An Uncomfortable Reality: Trauma is at the Core of Violence Prevention and Self Defense Education.

Updated: Sep 12, 2023


When I first began in the self defense industry, I wasn’t your typical teacher. I was not a martial artist and I’m still not, thankfully! I’m not tied down to tradition or BS misconceptions. I don’t have military, security, or police training. What I did have was firsthand experience in emotional and psychological abuse, sexual assault, bullying, and family and friends struggling with and losing their lives to substance abuse. At the core of all of this was what I’ve become known for in this industry: Trauma.


“Trauma” has become a buzz word over the last few years and while many roll their eyes, dismiss it, or think it is overused, I am elated it has come into such focus. And that focus isn’t going anywhere! *Insert happy dance here. A strange thing to happy dance about but this focus is where positive change happens!


I was diagnosed with CPTSD in 2016. My journey to this diagnosis is a long, winding one, full of emotional abuse, a sister with a heroin addiction, her death, and so many other things you can’t believe. What pushed me to confirm my suspicions was my yoga teacher training in trauma sensitive yoga. As we dove into the topic of trauma and went through the list of symptoms of PTSD, I realized I was checking off nearly all the boxes. “Holy shit, this is me!”, I realized. It also left me asking about other things I was experiencing (the differentiation of CPTSD and PTSD).
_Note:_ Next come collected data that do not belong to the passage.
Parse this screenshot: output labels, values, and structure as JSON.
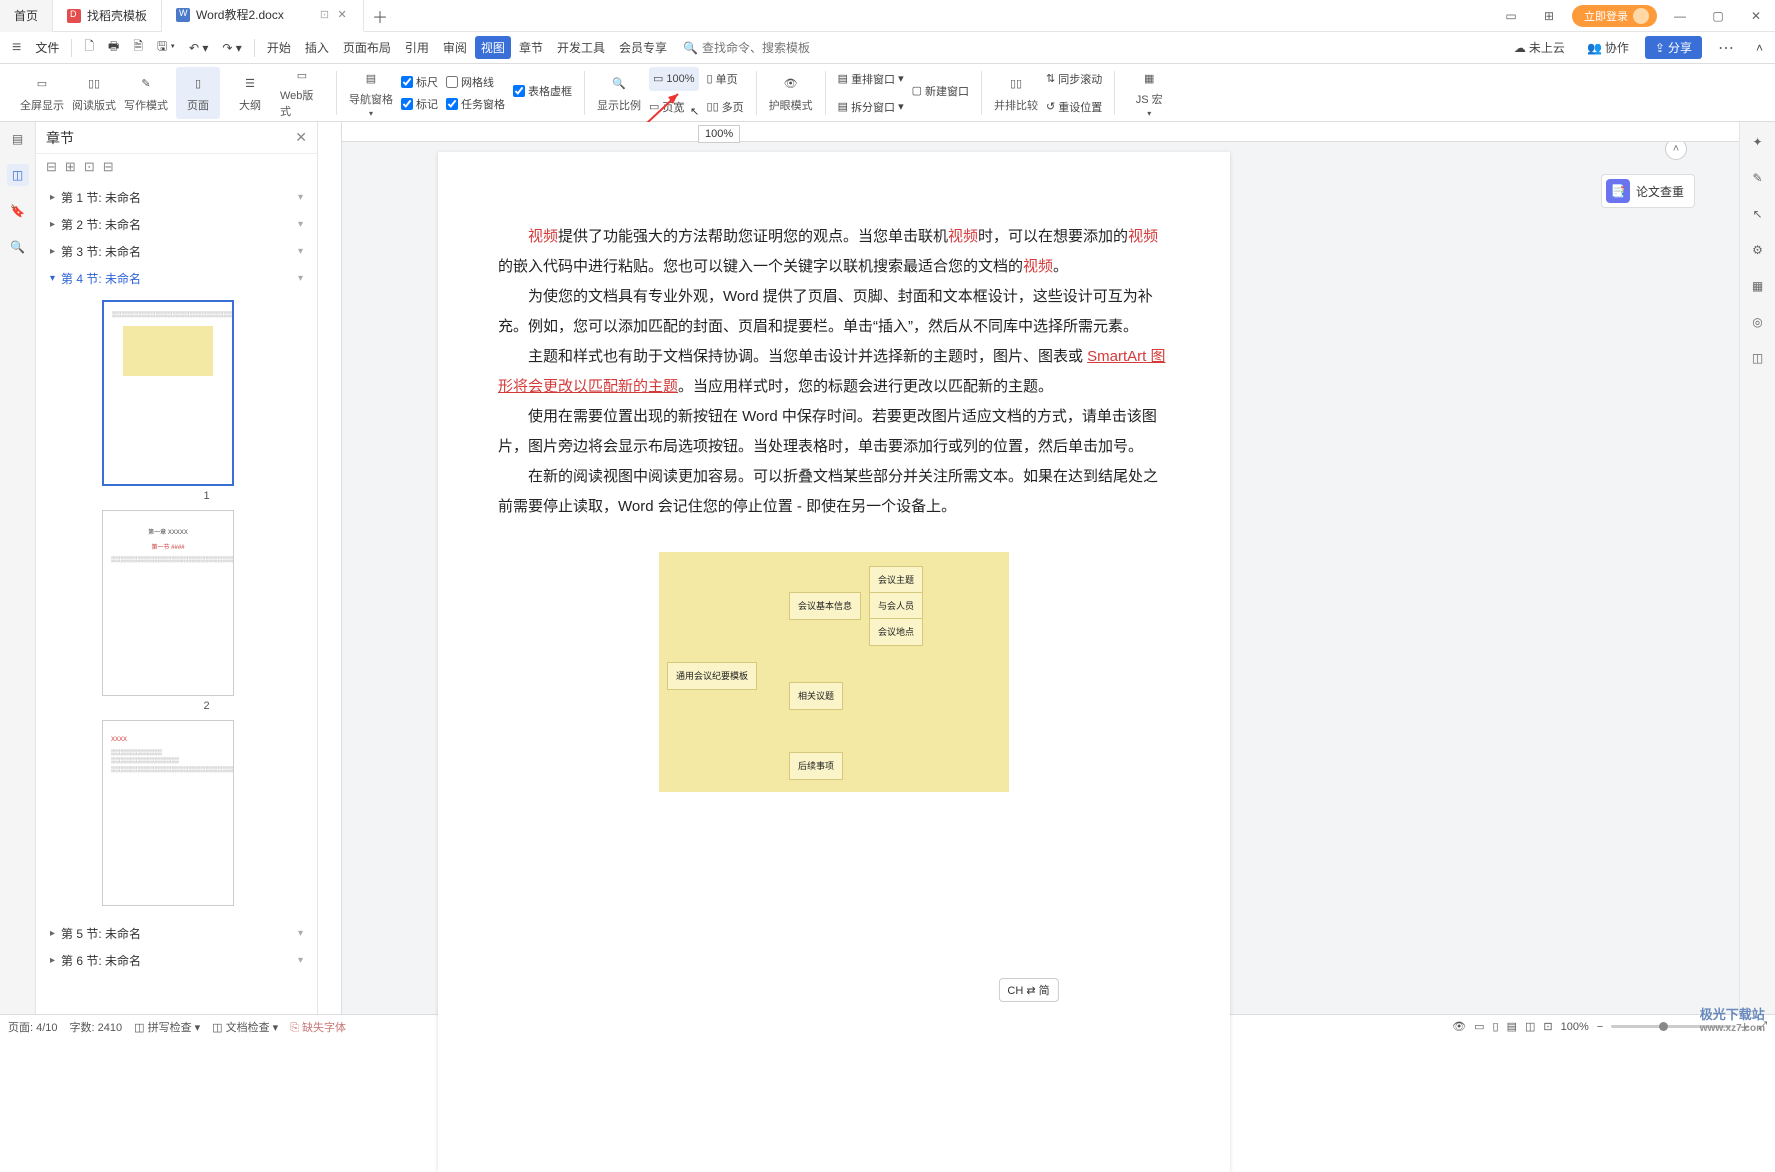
{
  "tabs": {
    "home": "首页",
    "template": "找稻壳模板",
    "doc": "Word教程2.docx"
  },
  "titlebar": {
    "login": "立即登录"
  },
  "menu": {
    "file": "文件",
    "start": "开始",
    "insert": "插入",
    "layout": "页面布局",
    "reference": "引用",
    "review": "审阅",
    "view": "视图",
    "chapter": "章节",
    "dev": "开发工具",
    "vip": "会员专享",
    "search_ph": "查找命令、搜索模板",
    "cloud": "未上云",
    "coop": "协作",
    "share": "分享"
  },
  "ribbon": {
    "fullscreen": "全屏显示",
    "read": "阅读版式",
    "write": "写作模式",
    "page": "页面",
    "outline": "大纲",
    "web": "Web版式",
    "navpane": "导航窗格",
    "ruler": "标尺",
    "grid": "网格线",
    "tablevirt": "表格虚框",
    "marker": "标记",
    "taskpane": "任务窗格",
    "zoomratio": "显示比例",
    "pct100": "100%",
    "pagewidth": "页宽",
    "single": "单页",
    "multi": "多页",
    "eyecare": "护眼模式",
    "rearrange": "重排窗口",
    "split": "拆分窗口",
    "newwin": "新建窗口",
    "sideby": "并排比较",
    "syncscroll": "同步滚动",
    "resetpos": "重设位置",
    "jsmacro": "JS 宏",
    "tooltip": "100%"
  },
  "side": {
    "title": "章节",
    "items": [
      {
        "label": "第 1 节: 未命名"
      },
      {
        "label": "第 2 节: 未命名"
      },
      {
        "label": "第 3 节: 未命名"
      },
      {
        "label": "第 4 节: 未命名"
      },
      {
        "label": "第 5 节: 未命名"
      },
      {
        "label": "第 6 节: 未命名"
      }
    ],
    "pg1": "1",
    "pg2": "2"
  },
  "doc": {
    "p1a": "视频",
    "p1b": "提供了功能强大的方法帮助您证明您的观点。当您单击联机",
    "p1c": "视频",
    "p1d": "时，可以在想要添加的",
    "p1e": "视频",
    "p1f": "的嵌入代码中进行粘贴。您也可以键入一个关键字以联机搜索最适合您的文档的",
    "p1g": "视频",
    "p1h": "。",
    "p2": "为使您的文档具有专业外观，Word 提供了页眉、页脚、封面和文本框设计，这些设计可互为补充。例如，您可以添加匹配的封面、页眉和提要栏。单击“插入”，然后从不同库中选择所需元素。",
    "p3a": "主题和样式也有助于文档保持协调。当您单击设计并选择新的主题时，图片、图表或 ",
    "p3b": "SmartArt",
    "p3c": " 图形将会更改以匹配新的主题",
    "p3d": "。当应用样式时，您的标题会进行更改以匹配新的主题。",
    "p4": "使用在需要位置出现的新按钮在 Word 中保存时间。若要更改图片适应文档的方式，请单击该图片，图片旁边将会显示布局选项按钮。当处理表格时，单击要添加行或列的位置，然后单击加号。",
    "p5": "在新的阅读视图中阅读更加容易。可以折叠文档某些部分并关注所需文本。如果在达到结尾处之前需要停止读取，Word 会记住您的停止位置 - 即使在另一个设备上。",
    "mm_root": "通用会议纪要模板",
    "mm_a": "会议基本信息",
    "mm_a1": "会议主题",
    "mm_a2": "与会人员",
    "mm_a3": "会议地点",
    "mm_b": "相关议题",
    "mm_c": "后续事项",
    "ime": "CH ⇄ 简"
  },
  "lunwen": "论文查重",
  "status": {
    "page": "页面: 4/10",
    "words": "字数: 2410",
    "spell": "拼写检查",
    "doccheck": "文档检查",
    "missfont": "缺失字体",
    "zoom": "100%"
  },
  "watermark": {
    "brand": "极光下载站",
    "site": "www.xz7.com"
  }
}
A year prior I had been diagnosed with General Anxiety Disorder (GAD), was briefly medicated but had worked very hard on finding other tools to help me manage. I wanted to have as many tools as possible to try and avoid having anxiety attacks. I wanted to try and manage it without medication. Let me pause here and say that there is nothing wrong with needing medication, for anything. I recognize and fully support those who struggle with mental illness and need medication to help them. I accepted that this was a possibility for me but wanted to at least try and not need it. Counselling, yoga, and meditation were life savers for me. So was leaving an emotionally abusive marriage!


This was the start of many lightbulb moments and all those moments had one underlining theme: Trauma.

Why did I develop GAD? From living in an unsafe, unstable home for nearly a decade and constantly worrying about my sister. Anxiety is a symptom of my CPTSD, as is depression, guilt, and Fawn/Fight Coping mechanisms in my case. Trauma.

Why did my sister struggle with drugs and alcohol since her late teen years? Why did she lose her life to this struggle? Childhood sexual abuse (at the hands of another child aged 14), sexual assault, physical assault, bullying. Trauma.

Why were so many of my exes, emotionally abusive and struggle with alcohol and drugs? Childhood trauma, including abuse in many forms. Trauma.

I could go on with the “Whys” that lit up my lightbulb moments but the answer to ALL of them was “Trauma”.


What is Trauma? Yes, all those examples above are traumatic experiences: childhood abuse, sexual assault, bullying. They are also war, poverty, systemic racism, prejudice in its many forms, illness, even being a witness to loved ones going through abuse, addictions, illness and so on. Let’s not leave out loss; death of a loved one (including pets), loss of a relationship, loss of a pregnancy, financial loss and so on. Trauma is ANY single experience, ongoing experience, or multiple experiences that are too much for the individual to process. It overwhelms the individual’s mind, emotions, and body. It is the aftermath of said experiences. There is no experience that “doesn’t qualify”. It is not up to anyone but the individual experiencing it to decide if something is a traumatic experience. Everyone will experience things differently. What may be catastrophic to one individual, can be easier for another to process. I know we as humans like to compartmentalize things (Hello, trauma response!), but when it comes to traumatic experiences, there are no boxes here. And news flash: there is no single human being walking this earth who has not gone through some kind of traumatic experience. Hell, being BORN can be traumatic for some! Imagine trying to come into the world and you nearly die?!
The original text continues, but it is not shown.